By Paul Majendie
LONDON (Reuters) - Imagine a soldier trapped behind enemy lines. He fights his way out with his sword, swims across a lake, grabs the nearest horse, gallops through the forest and makes a last dash for freedom on foot, occasionally firing a pistol to fend off his adversaries.
That, in essence, is modern pentathlon, the brainchild of Baron Pierre de Coubertin, founder of the modern Olympics.
The five-discipline sport celebrates its 100th birthday at London 2012 but critics argue that it is an anachronism, an esoteric event struggling to get television ratings in an already crowded Olympic schedule.
That is fiercely denied by Germany's Klaus Schormann, the positively messianic president of the International Modern Pentathlon Union for the past 20 years who says the sport richly deserves to be called modern, especially in London where competitors are using laser pistols and electronic targets for the first time.
Once a sport dominated by military officers - including a notorious Russian cheat - modern pentathlon would not look out of place in a James Bond film now.
"Thanks for 100 years, let's look forward to another 100 years. That is our goal," said Schormann whose sport survived a vote in 2005 on its Olympic future.
Despite Schormann's optimism, modern pentathlon's days could be numbered. Next year, the International Olympic Committee (IOC) will pick 25 core sports for the 2020 Games onwards.
One sport will be cut from the program and a new one will be introduced as the IOC seeks to keep the Games relevant to a younger audience.

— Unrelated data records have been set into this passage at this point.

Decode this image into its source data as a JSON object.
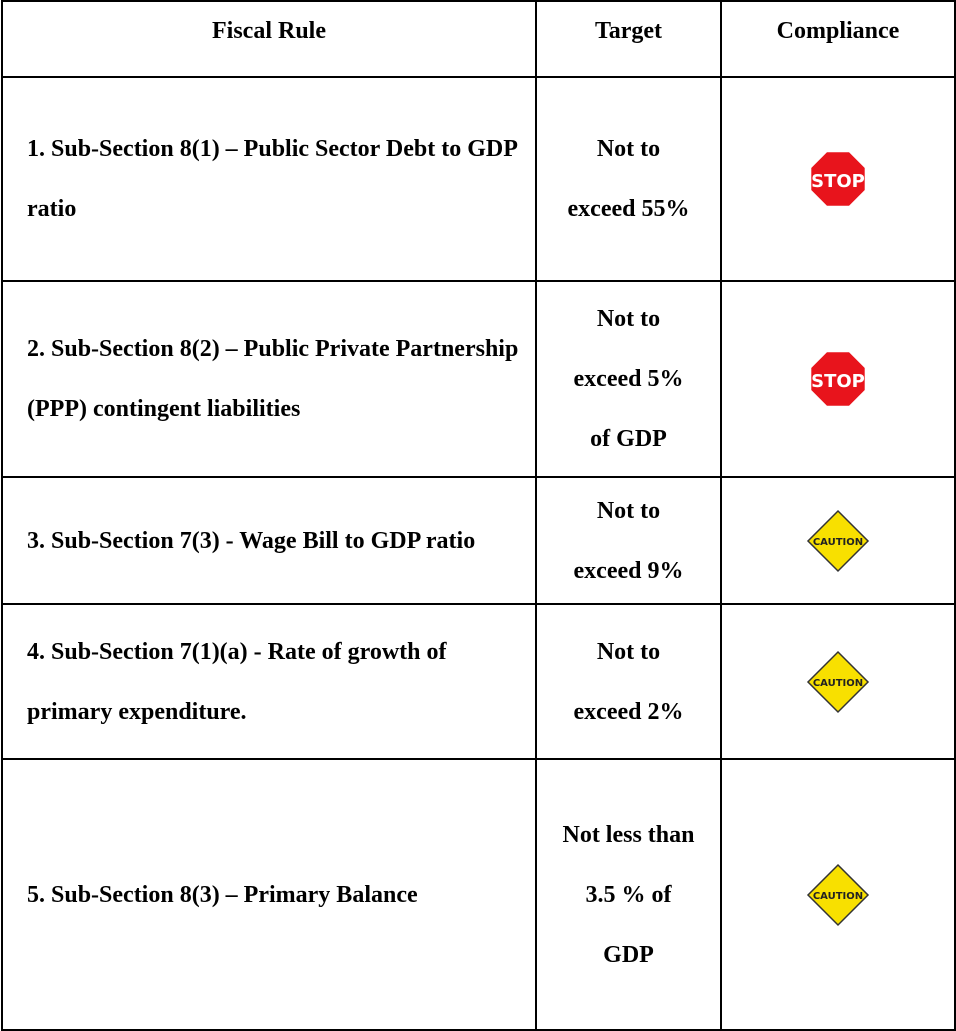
{
  "table": {
    "headers": [
      "Fiscal Rule",
      "Target",
      "Compliance"
    ],
    "rows": [
      {
        "rule": "1.  Sub-Section 8(1) – Public Sector Debt to GDP ratio",
        "target": "Not to exceed 55%",
        "compliance": "STOP"
      },
      {
        "rule": "2.  Sub-Section 8(2) – Public Private Partnership (PPP) contingent liabilities",
        "target": "Not to exceed 5% of GDP",
        "compliance": "STOP"
      },
      {
        "rule": "3.  Sub-Section 7(3) - Wage Bill to GDP ratio",
        "target": "Not to exceed 9%",
        "compliance": "CAUTION"
      },
      {
        "rule": "4.  Sub-Section 7(1)(a) - Rate of growth of primary expenditure.",
        "target": "Not to exceed 2%",
        "compliance": "CAUTION"
      },
      {
        "rule": "5.  Sub-Section 8(3) – Primary Balance",
        "target": "Not less than 3.5 % of GDP",
        "compliance": "CAUTION"
      }
    ]
  }
}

Baseball and softball are competing with karate, roller sports, sports climbing, squash, wakeboard and the martial art of wushu for a spot in the 2020 Games, when the hosts will be either Istanbul, Madrid or Tokyo, and Olympic analysts say modern pentathlon could be at risk of losing its place.

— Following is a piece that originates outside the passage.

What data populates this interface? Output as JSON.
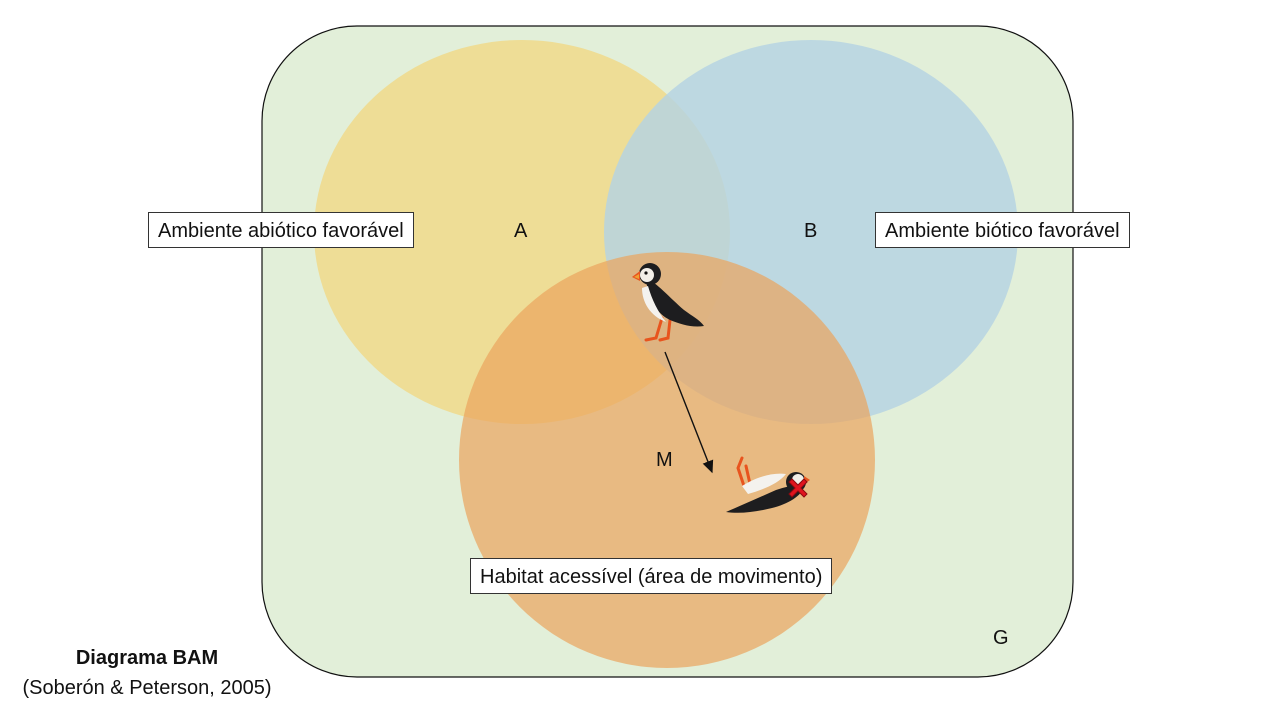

In London on Saturday, meanwhile, the competitors were fencing and swimming in the Olympic Park.
Then they were due to head to Greenwich Park for riding, running and shooting. By the time they get to Rio de Janeiro in 2012, the athletes will be competing in one venue over the one day which should help the sport to be more televisual.

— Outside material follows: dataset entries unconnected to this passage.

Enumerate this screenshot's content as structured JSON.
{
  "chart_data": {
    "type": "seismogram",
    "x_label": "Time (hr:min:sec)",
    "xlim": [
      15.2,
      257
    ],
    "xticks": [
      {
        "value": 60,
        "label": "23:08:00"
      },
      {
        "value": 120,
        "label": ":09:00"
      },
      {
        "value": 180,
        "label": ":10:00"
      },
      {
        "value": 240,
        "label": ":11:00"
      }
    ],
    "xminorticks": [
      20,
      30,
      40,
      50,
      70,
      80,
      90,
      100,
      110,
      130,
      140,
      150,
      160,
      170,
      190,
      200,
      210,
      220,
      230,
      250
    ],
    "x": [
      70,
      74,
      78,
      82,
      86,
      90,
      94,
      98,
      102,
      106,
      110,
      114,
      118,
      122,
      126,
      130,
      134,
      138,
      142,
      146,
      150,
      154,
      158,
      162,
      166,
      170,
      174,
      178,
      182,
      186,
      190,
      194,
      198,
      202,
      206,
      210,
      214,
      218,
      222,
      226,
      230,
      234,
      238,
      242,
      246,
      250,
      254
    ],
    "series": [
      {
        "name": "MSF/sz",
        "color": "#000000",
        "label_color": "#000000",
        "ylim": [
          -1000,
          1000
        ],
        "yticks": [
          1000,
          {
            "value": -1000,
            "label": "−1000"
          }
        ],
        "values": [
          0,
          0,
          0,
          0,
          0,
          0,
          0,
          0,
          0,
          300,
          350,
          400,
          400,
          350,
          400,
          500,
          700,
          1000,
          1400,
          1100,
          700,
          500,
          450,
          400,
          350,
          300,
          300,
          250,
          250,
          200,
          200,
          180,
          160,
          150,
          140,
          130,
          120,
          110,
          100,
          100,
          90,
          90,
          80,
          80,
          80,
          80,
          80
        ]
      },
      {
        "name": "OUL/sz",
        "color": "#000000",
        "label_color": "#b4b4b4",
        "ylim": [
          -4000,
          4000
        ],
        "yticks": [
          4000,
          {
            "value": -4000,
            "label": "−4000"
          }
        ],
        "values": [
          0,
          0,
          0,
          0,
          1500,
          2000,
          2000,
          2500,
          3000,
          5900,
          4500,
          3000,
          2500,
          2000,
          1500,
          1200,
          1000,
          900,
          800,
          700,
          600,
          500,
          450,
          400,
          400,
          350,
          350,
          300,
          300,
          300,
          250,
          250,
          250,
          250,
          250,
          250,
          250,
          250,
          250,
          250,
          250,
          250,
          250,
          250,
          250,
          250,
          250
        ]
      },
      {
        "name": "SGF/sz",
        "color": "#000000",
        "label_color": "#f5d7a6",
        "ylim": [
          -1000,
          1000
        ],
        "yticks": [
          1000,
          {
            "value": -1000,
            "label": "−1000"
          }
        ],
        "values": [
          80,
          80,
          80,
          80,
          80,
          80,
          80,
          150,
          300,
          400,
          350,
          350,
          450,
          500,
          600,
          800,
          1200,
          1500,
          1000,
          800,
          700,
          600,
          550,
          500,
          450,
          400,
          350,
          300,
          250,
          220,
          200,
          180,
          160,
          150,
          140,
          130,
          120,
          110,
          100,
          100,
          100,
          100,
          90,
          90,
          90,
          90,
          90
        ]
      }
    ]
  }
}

"It is a very compact sport now. I think Coubertin would be very proud," Schormann said. "The sport is the most modern in the Olympics with all the technology we have, with laser shooting at electronic targets."
Coubertin crusaded fervently for modern pentathlon's inclusion in the Olympics. He wanted soldiers around the world to be involved in friendly competition.
The baron would have been turning in his grave over the exploits of Soviet military officer Boris Onischenko in the now-discontinued team event at the 1976 Montreal Olympics.
Competitors became suspicious about his fencing scores and he was found to have equipped his sword with a hidden circuit breaker that meant he could record a hit at the touch of a button. He was disqualified, whisked away in disgrace and never seen again outside the Soviet Union.
No sport would ever dare to boast that it is drug-free but Schormann argues that the new format in modern pentathlon offers no real advantage to the cheat looking for a chemical boost.
"You are competing in so many disciplines (fencing, swimming, riding, running and shooting) that it makes no sense. You are training your body in balance with the five disciplines," he told Reuters in an interview at the fencing hall, barely able to contain his enthusiasm as modern pentathlon stepped into the Olympic limelight for a day.
Detractors say it is an elitist sport that is far too expensive.
Schormann said: "We are reducing the costs all the time. You just load your battery to shoot. The horses are supplied by the organizing committee. You use your fencing equipment for years."
The competitors have changed too. "They are not any longer dominated by military people. We have soldiers and police but 80 percent or more nowadays are students," he said.
Schormann, himself a modern pentathlete for Germany from 1961-1974, said: "It's exciting for the spectators and the athletes. They love it. To celebrate another 100 years for our sport, that is the goal for the future."